It states that "from ether have come all things, and to it all will return; that the images of all things are indelibly impressed upon it; and that it is the store-house of the germs or of the remains of all visible forms, and even ideas. It appears as if this case strangely corroborates our assertion that whatever discoveries may be made in our days will be found to have been anticipated by many thousand years by our 'simple-minded ancestors.' "—(Isis Unveiled.)
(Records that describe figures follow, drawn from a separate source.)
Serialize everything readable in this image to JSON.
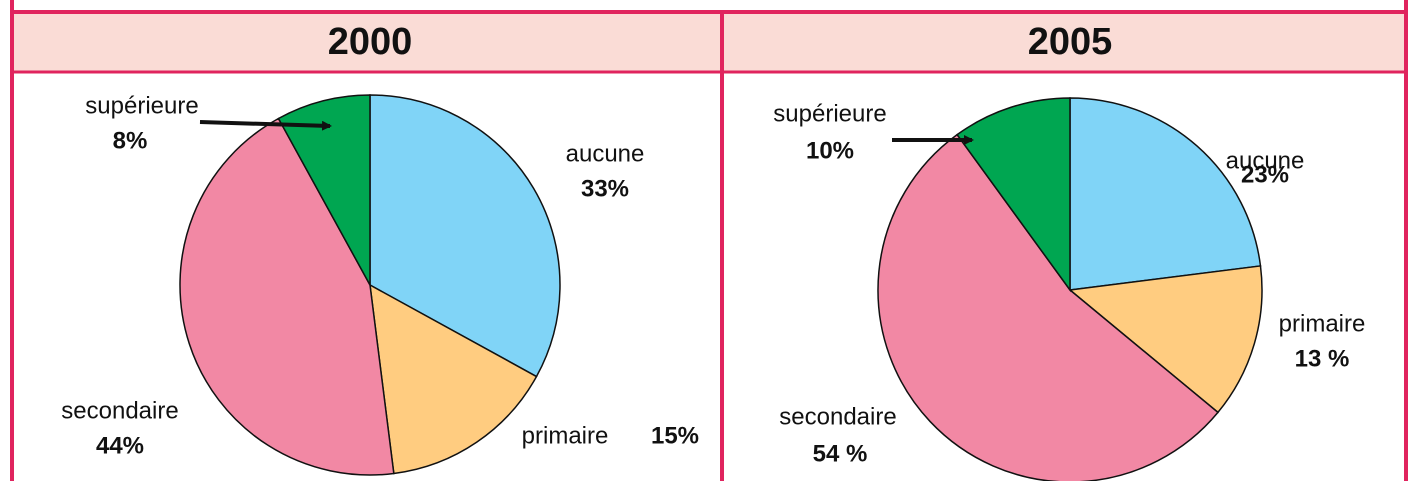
{
  "chart_data": [
    {
      "type": "pie",
      "title": "2000",
      "categories": [
        "aucune",
        "primaire",
        "secondaire",
        "supérieure"
      ],
      "values": [
        33,
        15,
        44,
        8
      ],
      "value_labels": [
        "33%",
        "15%",
        "44%",
        "8%"
      ],
      "colors": [
        "#80d4f7",
        "#ffcc80",
        "#f288a4",
        "#00a651"
      ]
    },
    {
      "type": "pie",
      "title": "2005",
      "categories": [
        "aucune",
        "primaire",
        "secondaire",
        "supérieure"
      ],
      "values": [
        23,
        13,
        54,
        10
      ],
      "value_labels": [
        "23%",
        "13 %",
        "54 %",
        "10%"
      ],
      "colors": [
        "#80d4f7",
        "#ffcc80",
        "#f288a4",
        "#00a651"
      ]
    }
  ]
}
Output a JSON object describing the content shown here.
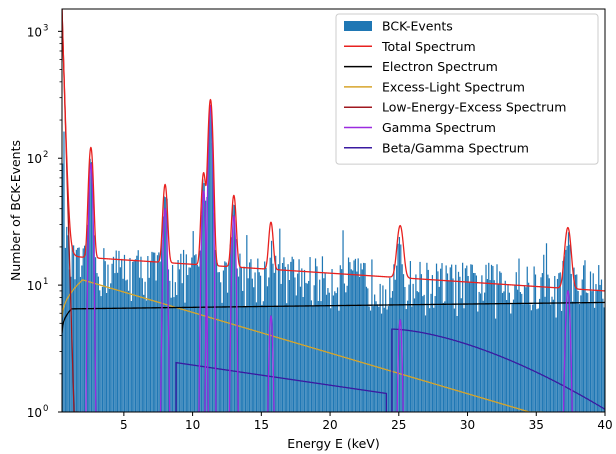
{
  "chart_data": {
    "type": "bar",
    "title": "",
    "xlabel": "Energy E (keV)",
    "ylabel": "Number of BCK-Events",
    "xlim": [
      0.5,
      40
    ],
    "ylim": [
      1,
      1500
    ],
    "yscale": "log",
    "xticks": [
      5,
      10,
      15,
      20,
      25,
      30,
      35,
      40
    ],
    "yticks": [
      {
        "value": 1,
        "base": "10",
        "exp": "0"
      },
      {
        "value": 10,
        "base": "10",
        "exp": "1"
      },
      {
        "value": 100,
        "base": "10",
        "exp": "2"
      },
      {
        "value": 1000,
        "base": "10",
        "exp": "3"
      }
    ],
    "grid": false,
    "legend_position": "top-right",
    "histogram": {
      "name": "BCK-Events",
      "color": "#1f77b4",
      "bin_width": 0.1,
      "peaks": [
        {
          "center": 2.6,
          "height": 90,
          "width": 0.12
        },
        {
          "center": 8.0,
          "height": 40,
          "width": 0.12
        },
        {
          "center": 10.8,
          "height": 55,
          "width": 0.12
        },
        {
          "center": 11.3,
          "height": 260,
          "width": 0.12
        },
        {
          "center": 13.0,
          "height": 35,
          "width": 0.12
        },
        {
          "center": 15.7,
          "height": 8,
          "width": 0.12
        },
        {
          "center": 25.1,
          "height": 9,
          "width": 0.15
        },
        {
          "center": 37.3,
          "height": 15,
          "width": 0.18
        }
      ]
    },
    "series": [
      {
        "name": "Total Spectrum",
        "color": "#e8211f"
      },
      {
        "name": "Electron Spectrum",
        "color": "#000000"
      },
      {
        "name": "Excess-Light Spectrum",
        "color": "#d7a52b"
      },
      {
        "name": "Low-Energy-Excess Spectrum",
        "color": "#a0181f"
      },
      {
        "name": "Gamma Spectrum",
        "color": "#9b2be0"
      },
      {
        "name": "Beta/Gamma Spectrum",
        "color": "#3a1aa0"
      }
    ],
    "electron": {
      "low": 6.5,
      "high": 7.3,
      "rise_start": 0.5,
      "rise_end": 1.2
    },
    "excess_light": {
      "peak_x": 2.0,
      "peak_y": 11,
      "end_x": 34.5,
      "end_y": 1.0,
      "rise_start_y": 5.5
    },
    "low_energy_excess": {
      "start_y": 1500,
      "decay": 0.12
    },
    "beta_gamma": [
      {
        "x_start": 8.8,
        "x_end": 24.1,
        "y_start": 2.45,
        "y_end": 1.4
      },
      {
        "x_start": 24.5,
        "x_end": 40,
        "y_start": 4.5,
        "y_end": 1.05
      }
    ],
    "gamma_lines": [
      {
        "center": 2.6,
        "height": 90,
        "width": 0.12
      },
      {
        "center": 8.0,
        "height": 40,
        "width": 0.12
      },
      {
        "center": 10.8,
        "height": 55,
        "width": 0.12
      },
      {
        "center": 11.3,
        "height": 260,
        "width": 0.12
      },
      {
        "center": 13.0,
        "height": 35,
        "width": 0.12
      },
      {
        "center": 15.7,
        "height": 5.7,
        "width": 0.12
      },
      {
        "center": 25.1,
        "height": 5.3,
        "width": 0.12
      },
      {
        "center": 37.3,
        "height": 9,
        "width": 0.15
      }
    ],
    "total_peaks": [
      {
        "center": 2.6,
        "height": 105,
        "width": 0.14
      },
      {
        "center": 8.0,
        "height": 47,
        "width": 0.14
      },
      {
        "center": 10.8,
        "height": 62,
        "width": 0.14
      },
      {
        "center": 11.3,
        "height": 275,
        "width": 0.14
      },
      {
        "center": 13.0,
        "height": 37,
        "width": 0.14
      },
      {
        "center": 15.7,
        "height": 18,
        "width": 0.14
      },
      {
        "center": 25.1,
        "height": 18,
        "width": 0.2
      },
      {
        "center": 37.3,
        "height": 19,
        "width": 0.2
      }
    ],
    "total_baseline": {
      "start_y": 17,
      "end_y": 9.0
    }
  }
}
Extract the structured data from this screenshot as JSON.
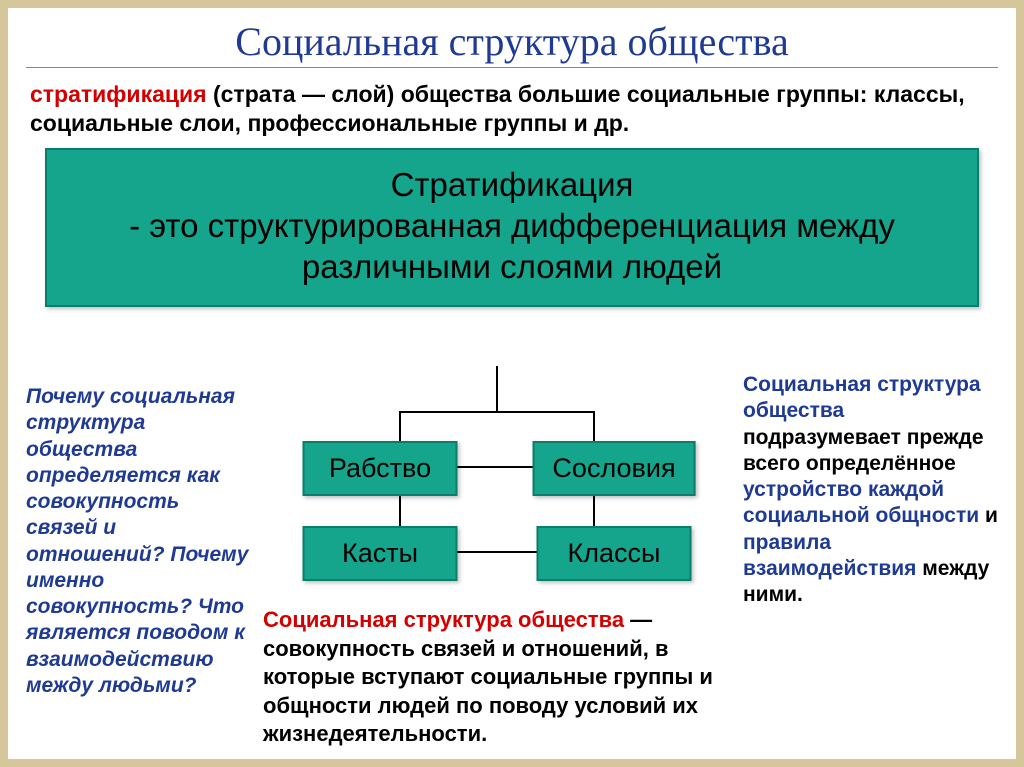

Whence came the four elements and the malachim of the Hebrews? They have been made to merge, by a theological sleight-of-hand on the part of the Rabbins and the later Fathers of the Church into Jehovah, but their origin is identical with that of the Cosmic gods of all other nations. Their symbols, whether born on the shores of the Oxus, on the burning sands of Upper Egypt, or in the wild forests, weird and glacial, which cover the slopes and peaks of the sacred snowy mountains of Thessaly, or again, in the pampas of America, their symbols, we repeat, when traced to their source, are ever one and the same. Whether Egyptian or Pelasgian, Aryan or Semitic, the genius loci, the local god, embraced in its unity all nature; but not especially the four elements any more than one of their creations, such as trees, rivers, mounts or stars. The genius loci― a very late after-thought of the last sub-races of the Fifth Root-race, when the primitive and grandiose meaning had become nearly lost was ever the representative in his accumulated titles of all his colleagues. It was the god of fire, symbolised by thunder, as Jove or Agni; the god of water, symbolised by the fluvial bull or some sacred river or fountain, as Varuna, Neptune, etc.; the god of air, manifesting, in the hurricane and tempest, as Vayu and Indra; and the god or spirit.